Da mesma forma que para Baudrillard (1994, p. 14), quando


as massas silenciam, estão apenas resistindo a qualquer imperativo
da comunicação dita racional, às tentativas de melhor informar,
próprias das instituições (já que, segundo o autor, a informação “seja
lá qual for seu conteúdo, político, pedagógico, cultural, seu propósito
sempre é filtrar sentido” e, portanto, tem um caráter eminentemente
moralizante), os alunos, com seu silêncio, apenas resistem ao modelo
pedagógico, também filtro de sentido, portanto, moralizante.
O paralelo com as massas é que com essa prática pedagógica
evidencia-se o interesse da escola em transformar os alunos todos
em bons alunos, segundo um modelo ideal; para isso, é necessário
informar segundo esse modelo, promover a socialização, segundo
esse modelo, colocar seu nível cultural no plano desse modelo e assim
por diante.
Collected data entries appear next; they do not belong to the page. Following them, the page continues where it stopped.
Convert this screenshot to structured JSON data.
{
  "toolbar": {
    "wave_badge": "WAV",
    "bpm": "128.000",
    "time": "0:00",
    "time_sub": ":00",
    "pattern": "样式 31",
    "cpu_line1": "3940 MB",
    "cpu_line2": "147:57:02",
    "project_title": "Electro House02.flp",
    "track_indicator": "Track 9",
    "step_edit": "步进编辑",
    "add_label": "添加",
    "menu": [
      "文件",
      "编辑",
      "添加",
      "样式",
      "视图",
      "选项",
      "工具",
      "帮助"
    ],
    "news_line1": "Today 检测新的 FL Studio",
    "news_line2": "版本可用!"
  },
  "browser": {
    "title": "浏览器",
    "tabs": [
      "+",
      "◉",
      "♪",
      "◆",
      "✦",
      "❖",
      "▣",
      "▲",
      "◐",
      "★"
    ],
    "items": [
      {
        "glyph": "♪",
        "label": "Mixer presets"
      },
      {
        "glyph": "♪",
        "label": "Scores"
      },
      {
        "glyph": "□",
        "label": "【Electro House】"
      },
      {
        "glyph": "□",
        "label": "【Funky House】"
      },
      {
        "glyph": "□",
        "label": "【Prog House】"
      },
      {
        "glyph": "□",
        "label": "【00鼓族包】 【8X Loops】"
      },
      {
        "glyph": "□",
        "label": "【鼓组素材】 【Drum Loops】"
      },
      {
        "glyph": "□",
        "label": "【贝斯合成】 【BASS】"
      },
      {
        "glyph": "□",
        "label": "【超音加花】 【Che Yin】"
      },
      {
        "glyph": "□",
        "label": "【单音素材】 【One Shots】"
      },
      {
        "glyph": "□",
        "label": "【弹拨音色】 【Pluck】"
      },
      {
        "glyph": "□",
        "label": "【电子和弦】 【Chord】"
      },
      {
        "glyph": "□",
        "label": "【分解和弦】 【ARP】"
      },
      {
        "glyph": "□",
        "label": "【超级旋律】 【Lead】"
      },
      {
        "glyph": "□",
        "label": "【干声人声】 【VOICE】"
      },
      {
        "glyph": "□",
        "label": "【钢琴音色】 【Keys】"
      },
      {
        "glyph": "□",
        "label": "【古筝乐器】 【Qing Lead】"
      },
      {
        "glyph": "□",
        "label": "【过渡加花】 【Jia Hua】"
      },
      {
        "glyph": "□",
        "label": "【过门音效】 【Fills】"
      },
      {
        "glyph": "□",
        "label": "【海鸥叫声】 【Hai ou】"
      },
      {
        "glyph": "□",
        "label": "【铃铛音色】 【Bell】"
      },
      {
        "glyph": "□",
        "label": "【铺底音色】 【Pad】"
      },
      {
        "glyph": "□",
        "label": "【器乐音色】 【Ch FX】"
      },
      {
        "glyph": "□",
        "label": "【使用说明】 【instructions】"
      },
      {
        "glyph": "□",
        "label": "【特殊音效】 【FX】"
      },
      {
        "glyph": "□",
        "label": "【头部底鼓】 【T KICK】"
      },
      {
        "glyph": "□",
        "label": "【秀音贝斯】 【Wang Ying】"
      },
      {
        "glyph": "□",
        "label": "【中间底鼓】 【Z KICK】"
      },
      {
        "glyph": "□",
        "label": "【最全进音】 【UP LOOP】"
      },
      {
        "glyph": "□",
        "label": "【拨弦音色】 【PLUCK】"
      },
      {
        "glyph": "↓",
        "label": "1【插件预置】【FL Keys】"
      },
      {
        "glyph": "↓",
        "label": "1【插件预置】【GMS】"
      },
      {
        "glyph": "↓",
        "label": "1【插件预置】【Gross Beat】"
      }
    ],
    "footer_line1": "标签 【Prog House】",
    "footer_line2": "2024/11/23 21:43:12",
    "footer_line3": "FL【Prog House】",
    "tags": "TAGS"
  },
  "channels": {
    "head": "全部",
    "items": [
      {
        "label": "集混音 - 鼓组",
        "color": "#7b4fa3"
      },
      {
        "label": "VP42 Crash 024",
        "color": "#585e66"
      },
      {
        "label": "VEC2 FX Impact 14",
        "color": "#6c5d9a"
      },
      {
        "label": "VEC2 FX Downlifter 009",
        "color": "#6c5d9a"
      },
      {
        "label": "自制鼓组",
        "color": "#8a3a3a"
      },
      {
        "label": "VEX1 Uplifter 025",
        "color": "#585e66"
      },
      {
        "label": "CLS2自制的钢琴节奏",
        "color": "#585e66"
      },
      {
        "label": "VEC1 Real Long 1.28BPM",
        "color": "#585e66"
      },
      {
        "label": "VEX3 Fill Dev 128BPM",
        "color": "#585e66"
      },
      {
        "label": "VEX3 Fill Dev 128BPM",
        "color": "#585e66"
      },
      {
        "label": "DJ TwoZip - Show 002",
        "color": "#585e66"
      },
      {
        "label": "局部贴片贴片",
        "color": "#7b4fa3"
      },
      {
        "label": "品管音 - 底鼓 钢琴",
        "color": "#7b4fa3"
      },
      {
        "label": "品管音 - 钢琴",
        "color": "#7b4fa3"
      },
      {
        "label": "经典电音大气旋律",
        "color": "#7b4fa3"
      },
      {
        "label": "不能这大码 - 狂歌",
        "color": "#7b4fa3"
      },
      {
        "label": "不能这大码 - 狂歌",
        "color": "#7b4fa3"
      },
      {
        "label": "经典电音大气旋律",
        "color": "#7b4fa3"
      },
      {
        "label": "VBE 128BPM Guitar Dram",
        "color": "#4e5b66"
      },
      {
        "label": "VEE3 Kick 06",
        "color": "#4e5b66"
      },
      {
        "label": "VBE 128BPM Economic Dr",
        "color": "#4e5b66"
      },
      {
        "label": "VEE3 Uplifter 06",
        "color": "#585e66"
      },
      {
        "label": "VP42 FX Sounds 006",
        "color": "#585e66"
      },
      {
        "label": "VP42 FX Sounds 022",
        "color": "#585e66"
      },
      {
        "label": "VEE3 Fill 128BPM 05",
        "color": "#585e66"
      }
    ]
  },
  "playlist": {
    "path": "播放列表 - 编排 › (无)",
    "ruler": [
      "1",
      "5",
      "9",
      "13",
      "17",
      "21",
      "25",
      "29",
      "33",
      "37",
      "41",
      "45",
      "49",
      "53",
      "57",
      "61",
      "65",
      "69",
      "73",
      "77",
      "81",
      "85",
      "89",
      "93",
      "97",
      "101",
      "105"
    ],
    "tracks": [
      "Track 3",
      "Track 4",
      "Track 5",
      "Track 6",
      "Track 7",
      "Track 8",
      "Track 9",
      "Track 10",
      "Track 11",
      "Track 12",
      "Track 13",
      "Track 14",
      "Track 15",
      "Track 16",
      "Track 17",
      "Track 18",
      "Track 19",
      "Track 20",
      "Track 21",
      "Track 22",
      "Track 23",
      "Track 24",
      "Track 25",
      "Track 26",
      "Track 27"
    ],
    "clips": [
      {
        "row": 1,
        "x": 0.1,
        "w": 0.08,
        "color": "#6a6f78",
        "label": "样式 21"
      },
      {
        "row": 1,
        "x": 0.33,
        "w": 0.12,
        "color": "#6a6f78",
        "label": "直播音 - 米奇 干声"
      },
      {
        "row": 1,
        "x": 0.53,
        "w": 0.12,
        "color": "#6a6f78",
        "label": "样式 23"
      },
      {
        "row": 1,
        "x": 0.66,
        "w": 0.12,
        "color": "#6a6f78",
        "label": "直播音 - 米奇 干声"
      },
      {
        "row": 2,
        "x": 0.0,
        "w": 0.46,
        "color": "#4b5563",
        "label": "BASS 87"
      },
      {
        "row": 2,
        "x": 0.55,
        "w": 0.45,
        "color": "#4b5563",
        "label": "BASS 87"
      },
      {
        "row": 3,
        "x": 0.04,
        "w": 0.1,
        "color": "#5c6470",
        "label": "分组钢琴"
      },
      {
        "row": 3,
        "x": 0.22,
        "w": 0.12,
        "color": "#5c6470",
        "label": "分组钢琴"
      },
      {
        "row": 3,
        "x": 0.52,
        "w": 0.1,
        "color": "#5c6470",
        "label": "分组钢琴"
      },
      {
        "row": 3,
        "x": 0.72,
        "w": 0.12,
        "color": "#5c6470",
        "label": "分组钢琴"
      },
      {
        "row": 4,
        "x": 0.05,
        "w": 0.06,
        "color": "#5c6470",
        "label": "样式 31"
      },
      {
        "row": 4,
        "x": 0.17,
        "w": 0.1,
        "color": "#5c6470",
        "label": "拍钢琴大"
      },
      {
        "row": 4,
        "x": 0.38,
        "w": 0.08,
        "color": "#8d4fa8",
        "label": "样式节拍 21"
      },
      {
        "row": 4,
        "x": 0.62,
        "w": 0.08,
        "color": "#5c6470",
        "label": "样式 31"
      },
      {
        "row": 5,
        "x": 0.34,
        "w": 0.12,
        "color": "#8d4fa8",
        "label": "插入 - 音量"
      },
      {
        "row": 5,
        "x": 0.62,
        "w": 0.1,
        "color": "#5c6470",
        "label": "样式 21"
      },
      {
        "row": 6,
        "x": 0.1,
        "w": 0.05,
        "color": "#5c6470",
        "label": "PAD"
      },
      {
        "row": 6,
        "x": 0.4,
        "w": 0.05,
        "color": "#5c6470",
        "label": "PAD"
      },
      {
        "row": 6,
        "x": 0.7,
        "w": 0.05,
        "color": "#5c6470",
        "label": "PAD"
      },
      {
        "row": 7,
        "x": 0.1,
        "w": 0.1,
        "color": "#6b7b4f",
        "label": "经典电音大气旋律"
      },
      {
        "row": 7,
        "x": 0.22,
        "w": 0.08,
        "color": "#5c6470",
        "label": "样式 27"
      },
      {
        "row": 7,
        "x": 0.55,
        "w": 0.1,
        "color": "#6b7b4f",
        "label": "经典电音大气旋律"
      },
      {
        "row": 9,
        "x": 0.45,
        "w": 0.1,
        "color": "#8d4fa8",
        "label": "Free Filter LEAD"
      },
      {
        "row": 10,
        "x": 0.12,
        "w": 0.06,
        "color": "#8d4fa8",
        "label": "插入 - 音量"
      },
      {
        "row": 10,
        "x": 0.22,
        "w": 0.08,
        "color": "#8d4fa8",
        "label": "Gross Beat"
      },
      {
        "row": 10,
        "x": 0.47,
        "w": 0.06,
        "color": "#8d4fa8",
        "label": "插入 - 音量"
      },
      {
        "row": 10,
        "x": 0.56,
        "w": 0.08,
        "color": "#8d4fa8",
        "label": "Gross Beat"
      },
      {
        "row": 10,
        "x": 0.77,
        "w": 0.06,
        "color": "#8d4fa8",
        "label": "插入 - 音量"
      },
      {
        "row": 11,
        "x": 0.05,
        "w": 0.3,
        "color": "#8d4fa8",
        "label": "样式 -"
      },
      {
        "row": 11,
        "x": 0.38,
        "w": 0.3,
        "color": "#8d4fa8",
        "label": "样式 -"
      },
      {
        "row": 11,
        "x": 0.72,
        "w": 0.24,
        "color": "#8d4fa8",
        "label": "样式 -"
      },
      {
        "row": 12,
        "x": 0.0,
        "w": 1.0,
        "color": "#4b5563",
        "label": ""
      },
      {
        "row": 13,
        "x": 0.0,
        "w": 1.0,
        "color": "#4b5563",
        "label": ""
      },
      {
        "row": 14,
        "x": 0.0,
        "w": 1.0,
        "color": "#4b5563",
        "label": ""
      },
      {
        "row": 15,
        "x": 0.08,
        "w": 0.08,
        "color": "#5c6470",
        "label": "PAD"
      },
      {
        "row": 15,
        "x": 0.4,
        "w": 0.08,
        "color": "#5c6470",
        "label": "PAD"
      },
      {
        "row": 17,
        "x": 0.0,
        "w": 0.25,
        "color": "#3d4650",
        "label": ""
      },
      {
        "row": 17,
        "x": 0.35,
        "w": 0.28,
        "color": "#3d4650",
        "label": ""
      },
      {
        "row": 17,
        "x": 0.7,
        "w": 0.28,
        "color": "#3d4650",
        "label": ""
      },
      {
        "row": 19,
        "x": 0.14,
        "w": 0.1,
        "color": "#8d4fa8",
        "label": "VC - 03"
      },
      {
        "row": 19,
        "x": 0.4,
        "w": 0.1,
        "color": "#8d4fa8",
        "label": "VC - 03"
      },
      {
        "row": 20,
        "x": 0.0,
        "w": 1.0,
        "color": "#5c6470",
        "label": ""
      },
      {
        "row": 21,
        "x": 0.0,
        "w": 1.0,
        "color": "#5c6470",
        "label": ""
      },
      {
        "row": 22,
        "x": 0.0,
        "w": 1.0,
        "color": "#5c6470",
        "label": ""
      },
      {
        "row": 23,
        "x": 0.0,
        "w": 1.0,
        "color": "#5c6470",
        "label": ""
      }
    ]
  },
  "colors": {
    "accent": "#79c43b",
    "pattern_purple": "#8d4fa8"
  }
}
Porém, a concretização de suas pretensões exige que se
conheçam os alunos minuciosamente, saber quanto estão informados,
socializados, domesticados, para extrair deles próprios a perpetuação
de sentidos. No entanto, ao perceberem a perspectiva simplificadora
que determina a hegemonia ideal do sentido, os alunos reagiam com
o seu silêncio, por meio do qual se recusavam a alimentar quaisquer
sentidos a eles apresentados.
Era muito evidente a criação de estratégias para dificultar as
ações docentes e, dessa forma, escapar, embora provisoriamente, da
posição subalterna. Com tais feitos, esses alunos eram considerados
maus alunos, pois não se enquadravam no contexto de sala de aula, ou
seja, não se deixavam capturar pelo projeto institucional, operando um
boicote ao contrato pedagógico e uma recusa à vinculação esperada.
Enfim, a atitude de silenciar dos alunos nos momentos em
que a expectativa dos professores era a de que eles falassem não pode
ser compreendida somente como mera apatia ou indiferença. Ao
contrário, na maioria dos casos, o silêncio atendia às necessidades
dos alunos de expressar, embora sem palavras, as suas insatisfações,
e, principalmente de sair da sua posição de objeto, de coisa.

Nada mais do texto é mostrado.